L’ex conduttore ha parlato apertamente di antisemitismo, accusando parte del mondo israeliano di “perpetrare antisemitismo verso gli ebrei veri”, e ha chiesto al Vaticano di smettere le “frasi di circostanza” e passare invece a «sanzioni e stop alla vendita di armi».

Una retorica molto apprezzata in alcuni ambienti della sinistra politica televisiva, che negli ultimi mesi lo ha spesso ospitato e lanciato come voce critica contro governo e istituzioni. Ma per moltissimi altri spettatori il comico avrebbe superato il limite.

Le critiche del web: “Enzino, eri un comico. Ora sei peggio dei politici”

Sui social migliaia di utenti hanno contestato senza sconti il nuovo volto pubblico di Iacchetti. Le reazioni vanno dal sarcasmo alla delusione più netta:

  • «Ero un tuo fan da sempre. Ora cambio canale appena appari.»
  • «Più noioso dei politici che attacchi.»
  • «La tua unica battuta riuscita è dire ‘sono un comico’.»
  • «Fenomeno, sa tutto lui.»

Molti sottolineano come l’ironia e la satira siano ormai scomparse dal suo stile comunicativo, sostituite da lunghi monologhi che ricordano più i discorsi di un attivista che l’umorismo tagliente con cui si era fatto conoscere.

Iacchetti e Gaza: la denuncia al “silenzio del Vaticano”

Parte centrale del suo intervento è stata dedicata alla guerra in Medio Oriente. Il comico ha accusato la Chiesa di non prendere una posizione “forte” sul conflitto e di non intervenire concretamente.

Le sue parole sul presunto “antisemitismo perpetrato dagli israeliani verso gli ebrei veri” hanno scatenato polemiche immediate, ritenute da tanti utenti una semplificazione estrema e pericolosa di un tema estremamente complesso.

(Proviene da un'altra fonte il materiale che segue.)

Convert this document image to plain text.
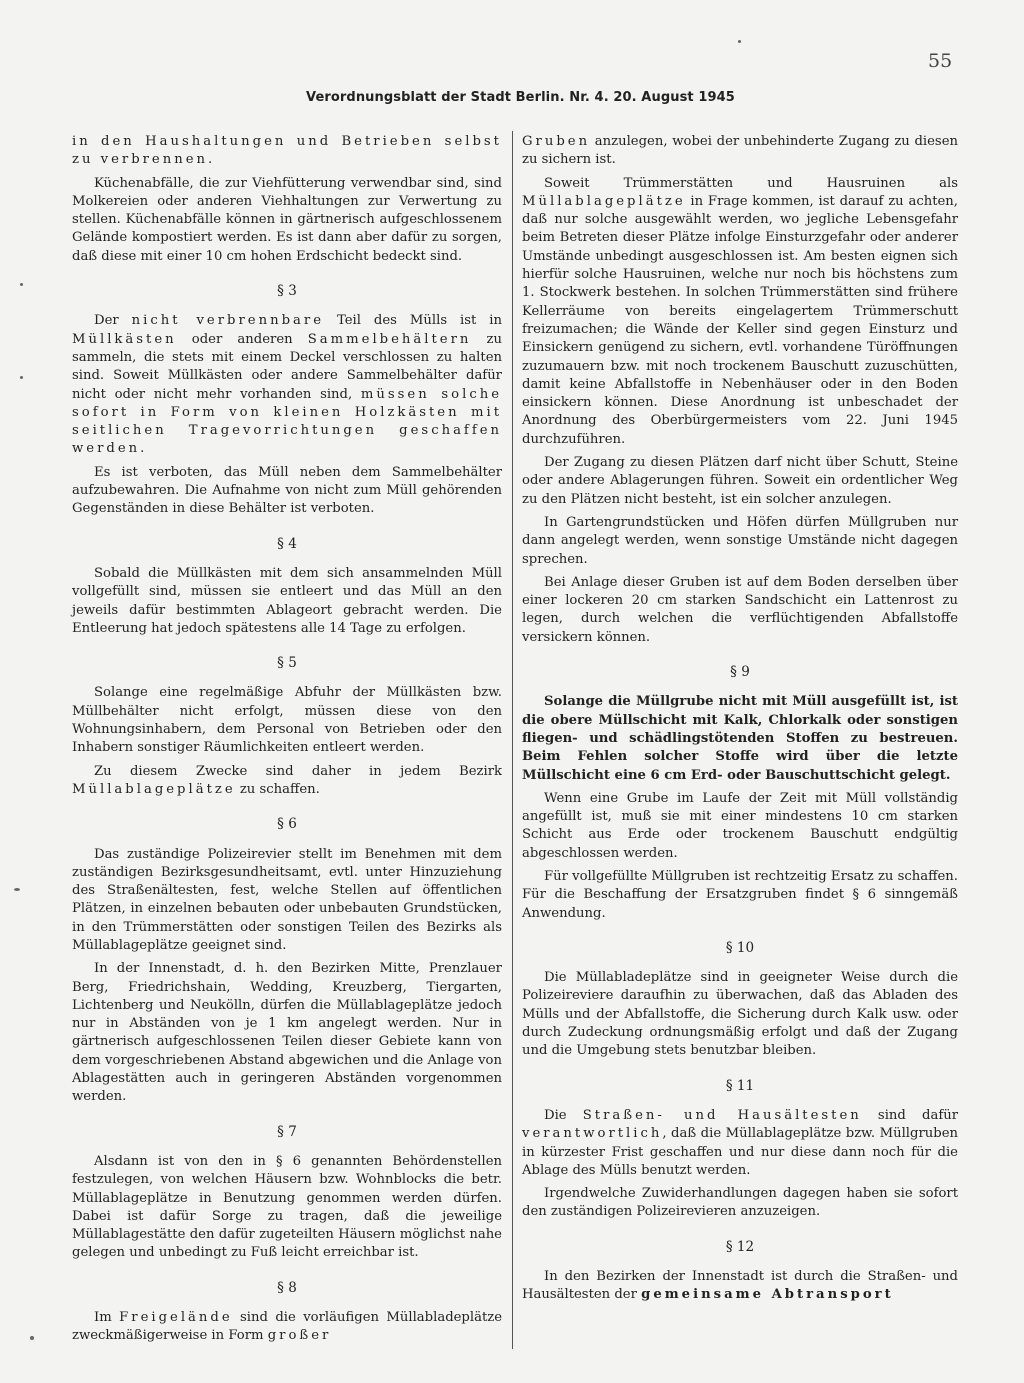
55
Verordnungsblatt der Stadt Berlin. Nr. 4. 20. August 1945

in den Haushaltungen und Betrieben selbst zu verbrennen.

Küchenabfälle, die zur Viehfütterung verwendbar sind, sind Molkereien oder anderen Viehhaltungen zur Verwertung zu stellen. Küchenabfälle können in gärtnerisch aufgeschlossenem Gelände kompostiert werden. Es ist dann aber dafür zu sorgen, daß diese mit einer 10 cm hohen Erdschicht bedeckt sind.

§ 3

Der nicht verbrennbare Teil des Mülls ist in Müllkästen oder anderen Sammelbehältern zu sammeln, die stets mit einem Deckel verschlossen zu halten sind. Soweit Müllkästen oder andere Sammelbehälter dafür nicht oder nicht mehr vorhanden sind, müssen solche sofort in Form von kleinen Holzkästen mit seitlichen Tragevorrichtungen geschaffen werden.

Es ist verboten, das Müll neben dem Sammelbehälter aufzubewahren. Die Aufnahme von nicht zum Müll gehörenden Gegenständen in diese Behälter ist verboten.

§ 4

Sobald die Müllkästen mit dem sich ansammelnden Müll vollgefüllt sind, müssen sie entleert und das Müll an den jeweils dafür bestimmten Ablageort gebracht werden. Die Entleerung hat jedoch spätestens alle 14 Tage zu erfolgen.

§ 5

Solange eine regelmäßige Abfuhr der Müllkästen bzw. Müllbehälter nicht erfolgt, müssen diese von den Wohnungsinhabern, dem Personal von Betrieben oder den Inhabern sonstiger Räumlichkeiten entleert werden.

Zu diesem Zwecke sind daher in jedem Bezirk Müllablageplätze zu schaffen.

§ 6

Das zuständige Polizeirevier stellt im Benehmen mit dem zuständigen Bezirksgesundheitsamt, evtl. unter Hinzuziehung des Straßenältesten, fest, welche Stellen auf öffentlichen Plätzen, in einzelnen bebauten oder unbebauten Grundstücken, in den Trümmerstätten oder sonstigen Teilen des Bezirks als Müllablageplätze geeignet sind.

In der Innenstadt, d. h. den Bezirken Mitte, Prenzlauer Berg, Friedrichshain, Wedding, Kreuzberg, Tiergarten, Lichtenberg und Neukölln, dürfen die Müllablageplätze jedoch nur in Abständen von je 1 km angelegt werden. Nur in gärtnerisch aufgeschlossenen Teilen dieser Gebiete kann von dem vorgeschriebenen Abstand abgewichen und die Anlage von Ablagestätten auch in geringeren Abständen vorgenommen werden.

§ 7

Alsdann ist von den in § 6 genannten Behördenstellen festzulegen, von welchen Häusern bzw. Wohnblocks die betr. Müllablageplätze in Benutzung genommen werden dürfen. Dabei ist dafür Sorge zu tragen, daß die jeweilige Müllablagestätte den dafür zugeteilten Häusern möglichst nahe gelegen und unbedingt zu Fuß leicht erreichbar ist.

§ 8

Im Freigelände sind die vorläufigen Müllabladeplätze zweckmäßigerweise in Form großer

Gruben anzulegen, wobei der unbehinderte Zugang zu diesen zu sichern ist.

Soweit Trümmerstätten und Hausruinen als Müllablageplätze in Frage kommen, ist darauf zu achten, daß nur solche ausgewählt werden, wo jegliche Lebensgefahr beim Betreten dieser Plätze infolge Einsturzgefahr oder anderer Umstände unbedingt ausgeschlossen ist. Am besten eignen sich hierfür solche Hausruinen, welche nur noch bis höchstens zum 1. Stockwerk bestehen. In solchen Trümmerstätten sind frühere Kellerräume von bereits eingelagertem Trümmerschutt freizumachen; die Wände der Keller sind gegen Einsturz und Einsickern genügend zu sichern, evtl. vorhandene Türöffnungen zuzumauern bzw. mit noch trockenem Bauschutt zuzuschütten, damit keine Abfallstoffe in Nebenhäuser oder in den Boden einsickern können. Diese Anordnung ist unbeschadet der Anordnung des Oberbürgermeisters vom 22. Juni 1945 durchzuführen.

Der Zugang zu diesen Plätzen darf nicht über Schutt, Steine oder andere Ablagerungen führen. Soweit ein ordentlicher Weg zu den Plätzen nicht besteht, ist ein solcher anzulegen.

In Gartengrundstücken und Höfen dürfen Müllgruben nur dann angelegt werden, wenn sonstige Umstände nicht dagegen sprechen.

Bei Anlage dieser Gruben ist auf dem Boden derselben über einer lockeren 20 cm starken Sandschicht ein Lattenrost zu legen, durch welchen die verflüchtigenden Abfallstoffe versickern können.

§ 9

Solange die Müllgrube nicht mit Müll ausgefüllt ist, ist die obere Müllschicht mit Kalk, Chlorkalk oder sonstigen fliegen- und schädlingstötenden Stoffen zu bestreuen. Beim Fehlen solcher Stoffe wird über die letzte Müllschicht eine 6 cm Erd- oder Bauschuttschicht gelegt.

Wenn eine Grube im Laufe der Zeit mit Müll vollständig angefüllt ist, muß sie mit einer mindestens 10 cm starken Schicht aus Erde oder trockenem Bauschutt endgültig abgeschlossen werden.

Für vollgefüllte Müllgruben ist rechtzeitig Ersatz zu schaffen. Für die Beschaffung der Ersatzgruben findet § 6 sinngemäß Anwendung.

§ 10

Die Müllabladeplätze sind in geeigneter Weise durch die Polizeireviere daraufhin zu überwachen, daß das Abladen des Mülls und der Abfallstoffe, die Sicherung durch Kalk usw. oder durch Zudeckung ordnungsmäßig erfolgt und daß der Zugang und die Umgebung stets benutzbar bleiben.

§ 11

Die Straßen- und Hausältesten sind dafür verantwortlich, daß die Müllablageplätze bzw. Müllgruben in kürzester Frist geschaffen und nur diese dann noch für die Ablage des Mülls benutzt werden.

Irgendwelche Zuwiderhandlungen dagegen haben sie sofort den zuständigen Polizeirevieren anzuzeigen.

§ 12

In den Bezirken der Innenstadt ist durch die Straßen- und Hausältesten der gemeinsame Abtransport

L’accoglienza della sinistra televisiva

Nonostante la pioggia di critiche, Iacchetti trova terreno fertile in alcuni salotti televisivi della sinistra, che lo rilanciano come voce “coraggiosa” e controcorrente. Una dinamica che alimenta ulteriormente lo scontro politico e mediatico attorno alla sua figura.

Tra applausi, contestazioni e accuse di opportunismo, il comico sembra aver ormai imboccato una strada che lo porta più vicino al ruolo di opinionista militante che a quello di artista satirico. E il pubblico si divide come mai prima d’ora.